By the time she was 7, she was working as an extra or bit player in films, which continued through her teen years. She can be seen in the background of “The Grapes of Wrath,” “Babes on Broadway,” “Song to Remember,” “The Emperor Waltz,” “The Good Old Summertime” and nearly 50 other films.
At the age of 11, she won $100 in a vocal competition at the L.A. County Fair in Pomona and made up her mind to pursue a singing career.
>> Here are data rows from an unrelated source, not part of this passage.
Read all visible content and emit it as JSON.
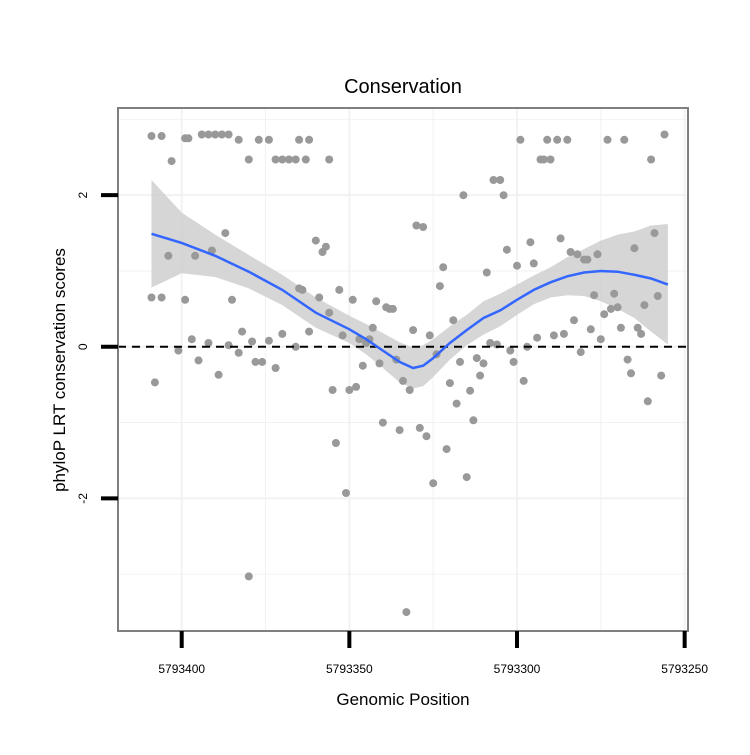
{
  "chart_data": {
    "type": "scatter",
    "title": "Conservation",
    "xlabel": "Genomic Position",
    "ylabel": "phyloP LRT conservation scores",
    "x_reversed": true,
    "xlim": [
      5793419,
      5793249
    ],
    "ylim": [
      -3.75,
      3.15
    ],
    "x_ticks": [
      {
        "value": 5793400,
        "label": "5793400"
      },
      {
        "value": 5793350,
        "label": "5793350"
      },
      {
        "value": 5793300,
        "label": "5793300"
      },
      {
        "value": 5793250,
        "label": "5793250"
      }
    ],
    "y_ticks": [
      {
        "value": 2,
        "label": "2"
      },
      {
        "value": 0,
        "label": "0"
      },
      {
        "value": -2,
        "label": "-2"
      }
    ],
    "grid": true,
    "reference_line": {
      "y": 0,
      "style": "dashed"
    },
    "colors": {
      "points": "#999999",
      "smooth_line": "#3366FF",
      "confidence_band": "#cccccc",
      "panel_border": "#7f7f7f",
      "grid": "#f2f2f2"
    },
    "series": [
      {
        "name": "phyloP scores",
        "points": [
          [
            5793409,
            2.78
          ],
          [
            5793406,
            2.78
          ],
          [
            5793403,
            2.45
          ],
          [
            5793399,
            2.75
          ],
          [
            5793398,
            2.75
          ],
          [
            5793394,
            2.8
          ],
          [
            5793392,
            2.8
          ],
          [
            5793390,
            2.8
          ],
          [
            5793388,
            2.8
          ],
          [
            5793386,
            2.8
          ],
          [
            5793383,
            2.73
          ],
          [
            5793380,
            2.47
          ],
          [
            5793377,
            2.73
          ],
          [
            5793374,
            2.73
          ],
          [
            5793372,
            2.47
          ],
          [
            5793370,
            2.47
          ],
          [
            5793368,
            2.47
          ],
          [
            5793366,
            2.47
          ],
          [
            5793365,
            2.73
          ],
          [
            5793363,
            2.47
          ],
          [
            5793362,
            2.73
          ],
          [
            5793356,
            2.47
          ],
          [
            5793409,
            0.65
          ],
          [
            5793408,
            -0.47
          ],
          [
            5793406,
            0.65
          ],
          [
            5793404,
            1.2
          ],
          [
            5793401,
            -0.05
          ],
          [
            5793399,
            0.62
          ],
          [
            5793397,
            0.1
          ],
          [
            5793396,
            1.2
          ],
          [
            5793395,
            -0.18
          ],
          [
            5793392,
            0.05
          ],
          [
            5793391,
            1.27
          ],
          [
            5793389,
            -0.37
          ],
          [
            5793387,
            1.5
          ],
          [
            5793386,
            0.02
          ],
          [
            5793385,
            0.62
          ],
          [
            5793383,
            -0.08
          ],
          [
            5793382,
            0.2
          ],
          [
            5793380,
            -3.03
          ],
          [
            5793379,
            0.07
          ],
          [
            5793378,
            -0.2
          ],
          [
            5793376,
            -0.2
          ],
          [
            5793374,
            0.08
          ],
          [
            5793372,
            -0.28
          ],
          [
            5793370,
            0.17
          ],
          [
            5793366,
            0.0
          ],
          [
            5793365,
            0.77
          ],
          [
            5793364,
            0.75
          ],
          [
            5793362,
            0.2
          ],
          [
            5793360,
            1.4
          ],
          [
            5793359,
            0.65
          ],
          [
            5793358,
            1.25
          ],
          [
            5793357,
            1.32
          ],
          [
            5793356,
            0.45
          ],
          [
            5793355,
            -0.57
          ],
          [
            5793354,
            -1.27
          ],
          [
            5793353,
            0.75
          ],
          [
            5793352,
            0.15
          ],
          [
            5793351,
            -1.93
          ],
          [
            5793350,
            -0.57
          ],
          [
            5793349,
            0.62
          ],
          [
            5793348,
            -0.53
          ],
          [
            5793347,
            0.1
          ],
          [
            5793346,
            -0.25
          ],
          [
            5793345,
            0.05
          ],
          [
            5793344,
            0.1
          ],
          [
            5793343,
            0.25
          ],
          [
            5793342,
            0.6
          ],
          [
            5793341,
            -0.22
          ],
          [
            5793340,
            -1.0
          ],
          [
            5793339,
            0.52
          ],
          [
            5793338,
            0.5
          ],
          [
            5793337,
            0.5
          ],
          [
            5793336,
            -0.17
          ],
          [
            5793335,
            -1.1
          ],
          [
            5793334,
            -0.45
          ],
          [
            5793333,
            -3.5
          ],
          [
            5793332,
            -0.57
          ],
          [
            5793331,
            0.22
          ],
          [
            5793330,
            1.6
          ],
          [
            5793329,
            -1.07
          ],
          [
            5793328,
            1.58
          ],
          [
            5793327,
            -1.18
          ],
          [
            5793326,
            0.15
          ],
          [
            5793325,
            -1.8
          ],
          [
            5793324,
            -0.1
          ],
          [
            5793323,
            0.8
          ],
          [
            5793322,
            1.05
          ],
          [
            5793321,
            -1.35
          ],
          [
            5793320,
            -0.48
          ],
          [
            5793319,
            0.35
          ],
          [
            5793318,
            -0.75
          ],
          [
            5793317,
            -0.2
          ],
          [
            5793316,
            2.0
          ],
          [
            5793315,
            -1.72
          ],
          [
            5793314,
            -0.58
          ],
          [
            5793313,
            -0.97
          ],
          [
            5793312,
            -0.15
          ],
          [
            5793311,
            -0.38
          ],
          [
            5793310,
            -0.22
          ],
          [
            5793309,
            0.98
          ],
          [
            5793308,
            0.05
          ],
          [
            5793307,
            2.2
          ],
          [
            5793306,
            0.03
          ],
          [
            5793305,
            2.2
          ],
          [
            5793304,
            2.0
          ],
          [
            5793303,
            1.28
          ],
          [
            5793302,
            -0.05
          ],
          [
            5793301,
            -0.2
          ],
          [
            5793300,
            1.07
          ],
          [
            5793299,
            2.73
          ],
          [
            5793298,
            -0.45
          ],
          [
            5793297,
            0.0
          ],
          [
            5793296,
            1.38
          ],
          [
            5793295,
            1.1
          ],
          [
            5793294,
            0.12
          ],
          [
            5793293,
            2.47
          ],
          [
            5793292,
            2.47
          ],
          [
            5793291,
            2.73
          ],
          [
            5793290,
            2.47
          ],
          [
            5793289,
            0.15
          ],
          [
            5793288,
            2.73
          ],
          [
            5793287,
            1.43
          ],
          [
            5793286,
            0.17
          ],
          [
            5793285,
            2.73
          ],
          [
            5793284,
            1.25
          ],
          [
            5793283,
            0.35
          ],
          [
            5793282,
            1.22
          ],
          [
            5793281,
            -0.07
          ],
          [
            5793280,
            1.15
          ],
          [
            5793279,
            1.15
          ],
          [
            5793278,
            0.23
          ],
          [
            5793277,
            0.68
          ],
          [
            5793276,
            1.22
          ],
          [
            5793275,
            0.1
          ],
          [
            5793274,
            0.43
          ],
          [
            5793273,
            2.73
          ],
          [
            5793272,
            0.5
          ],
          [
            5793271,
            0.7
          ],
          [
            5793270,
            0.52
          ],
          [
            5793269,
            0.25
          ],
          [
            5793268,
            2.73
          ],
          [
            5793267,
            -0.17
          ],
          [
            5793266,
            -0.35
          ],
          [
            5793265,
            1.3
          ],
          [
            5793264,
            0.25
          ],
          [
            5793263,
            0.17
          ],
          [
            5793262,
            0.55
          ],
          [
            5793261,
            -0.72
          ],
          [
            5793260,
            2.47
          ],
          [
            5793259,
            1.5
          ],
          [
            5793258,
            0.67
          ],
          [
            5793257,
            -0.38
          ],
          [
            5793256,
            2.8
          ]
        ]
      }
    ],
    "smooth": {
      "name": "loess fit",
      "points": [
        [
          5793409,
          1.49
        ],
        [
          5793400,
          1.37
        ],
        [
          5793390,
          1.2
        ],
        [
          5793380,
          0.99
        ],
        [
          5793370,
          0.75
        ],
        [
          5793360,
          0.45
        ],
        [
          5793350,
          0.23
        ],
        [
          5793345,
          0.1
        ],
        [
          5793340,
          -0.05
        ],
        [
          5793335,
          -0.2
        ],
        [
          5793331,
          -0.28
        ],
        [
          5793328,
          -0.25
        ],
        [
          5793325,
          -0.15
        ],
        [
          5793320,
          0.05
        ],
        [
          5793315,
          0.22
        ],
        [
          5793310,
          0.38
        ],
        [
          5793305,
          0.48
        ],
        [
          5793300,
          0.62
        ],
        [
          5793295,
          0.75
        ],
        [
          5793290,
          0.85
        ],
        [
          5793285,
          0.93
        ],
        [
          5793280,
          0.98
        ],
        [
          5793275,
          1.0
        ],
        [
          5793270,
          0.99
        ],
        [
          5793265,
          0.95
        ],
        [
          5793260,
          0.9
        ],
        [
          5793255,
          0.82
        ]
      ],
      "lower": [
        [
          5793409,
          0.78
        ],
        [
          5793400,
          0.97
        ],
        [
          5793390,
          0.92
        ],
        [
          5793380,
          0.77
        ],
        [
          5793370,
          0.55
        ],
        [
          5793360,
          0.25
        ],
        [
          5793350,
          0.05
        ],
        [
          5793345,
          -0.1
        ],
        [
          5793340,
          -0.28
        ],
        [
          5793335,
          -0.47
        ],
        [
          5793331,
          -0.55
        ],
        [
          5793328,
          -0.52
        ],
        [
          5793325,
          -0.4
        ],
        [
          5793320,
          -0.17
        ],
        [
          5793315,
          0.02
        ],
        [
          5793310,
          0.16
        ],
        [
          5793305,
          0.27
        ],
        [
          5793300,
          0.42
        ],
        [
          5793295,
          0.56
        ],
        [
          5793290,
          0.65
        ],
        [
          5793285,
          0.68
        ],
        [
          5793280,
          0.67
        ],
        [
          5793275,
          0.6
        ],
        [
          5793270,
          0.5
        ],
        [
          5793265,
          0.38
        ],
        [
          5793260,
          0.2
        ],
        [
          5793255,
          0.03
        ]
      ],
      "upper": [
        [
          5793409,
          2.2
        ],
        [
          5793400,
          1.77
        ],
        [
          5793390,
          1.48
        ],
        [
          5793380,
          1.21
        ],
        [
          5793370,
          0.95
        ],
        [
          5793360,
          0.65
        ],
        [
          5793350,
          0.41
        ],
        [
          5793345,
          0.3
        ],
        [
          5793340,
          0.18
        ],
        [
          5793335,
          0.06
        ],
        [
          5793331,
          -0.01
        ],
        [
          5793328,
          0.02
        ],
        [
          5793325,
          0.1
        ],
        [
          5793320,
          0.27
        ],
        [
          5793315,
          0.42
        ],
        [
          5793310,
          0.6
        ],
        [
          5793305,
          0.7
        ],
        [
          5793300,
          0.82
        ],
        [
          5793295,
          0.94
        ],
        [
          5793290,
          1.05
        ],
        [
          5793285,
          1.18
        ],
        [
          5793280,
          1.29
        ],
        [
          5793275,
          1.4
        ],
        [
          5793270,
          1.48
        ],
        [
          5793265,
          1.52
        ],
        [
          5793260,
          1.6
        ],
        [
          5793255,
          1.62
        ]
      ]
    }
  }
}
In 1946 famed choral director Roger Wagner invited her to become one of the founding members of the Roger Wagner Chorale, with whom she sang throughout the 1950s (the group eventually became the Los Angeles Master Chorale).
She also began performing classical works with the Los Angeles Philharmonic while also acting at the Pasadena Playhouse and singing on radio programs. A chance encounter with MGM composer Bronislau Kaper led to her first “ghost-singing” assignment, for child star Margaret O’Brien in 1949’s “The Secret Garden.”
Other film assignments followed. She sang part of “Diamonds Are a Girl’s Best Friend” for Marilyn Monroe in “Gentlemen Prefer Blondes,” for 20th Century-Fox in 1953. Fox vocal director Ken Darby then called her in 1955 to dub Kerr in the screen version of Rodgers and Hammerstein’s “The King and I.”
Nixon did Kerr’s singing voice again in “An Affair to Remember” and was quietly hired to do Maria in “West Side Story” against the wishes of Wood, who acted the part. Although she was again not credited, she did receive a royalty on the “West Side Story” soundtrack album.
In 1963, she and Hepburn worked together on the songs for the screen version of “My Fair Lady,” most of which wound up with Nixon’s voice doubling for Hepburn’s. She actually performed on screen as Sister Sophia in the film version of “The Sound of Music” in 1965.
She also sang the roles of the geese in 1964’s “Mary Poppins” and Grandmother Fa in Disney’s 1998 “Mulan.” On a 1965 concert tour with Liberace, the flamboyant pianist dubbed her “the ghostess with the mostest.” She also toured with comedy pianist Victor Borge.
She began teaching voice at the California Institute of the Arts in the 1970s, although she continued to appear on stage, primarily in operatic roles.
Nixon first appeared on Broadway in “The Girl in Pink Tights” in 1954. She later did the musical version of James Joyce’s “The Dead,” and the Broadway revivals of “Follies” and “Nine.”
Her television credits include “The Tennessee Ernie Ford Show” as part of the voices of Walter Schumann; “Young People’s Concerts” with conductor Leonard Bernstein; “Jack and the Beanstalk” with Gene Kelly; “The Ed Sullivan Show”; “The Hollywood Palace”; “The Bell Telephone Hour”; “The Tonight Show” with Johnny Carson; and “The Danny Kaye Show.” She won four local Emmys as the host of the long-running children’s show “Boomerang” in the 1970s.
During the 1950s and ’60s, she was married to film composer Ernest Gold (later Oscar winner for “Exodus”). She later performed in a one-woman show, “Marni Nixon: The Voice of Hollywood,” and penned an autobiography, “I Could Have Sung All Night.”
Survivors include two daughters, three sisters, six grandchildren and three great-grandchildren. Her son Andrew Gold died in 2011.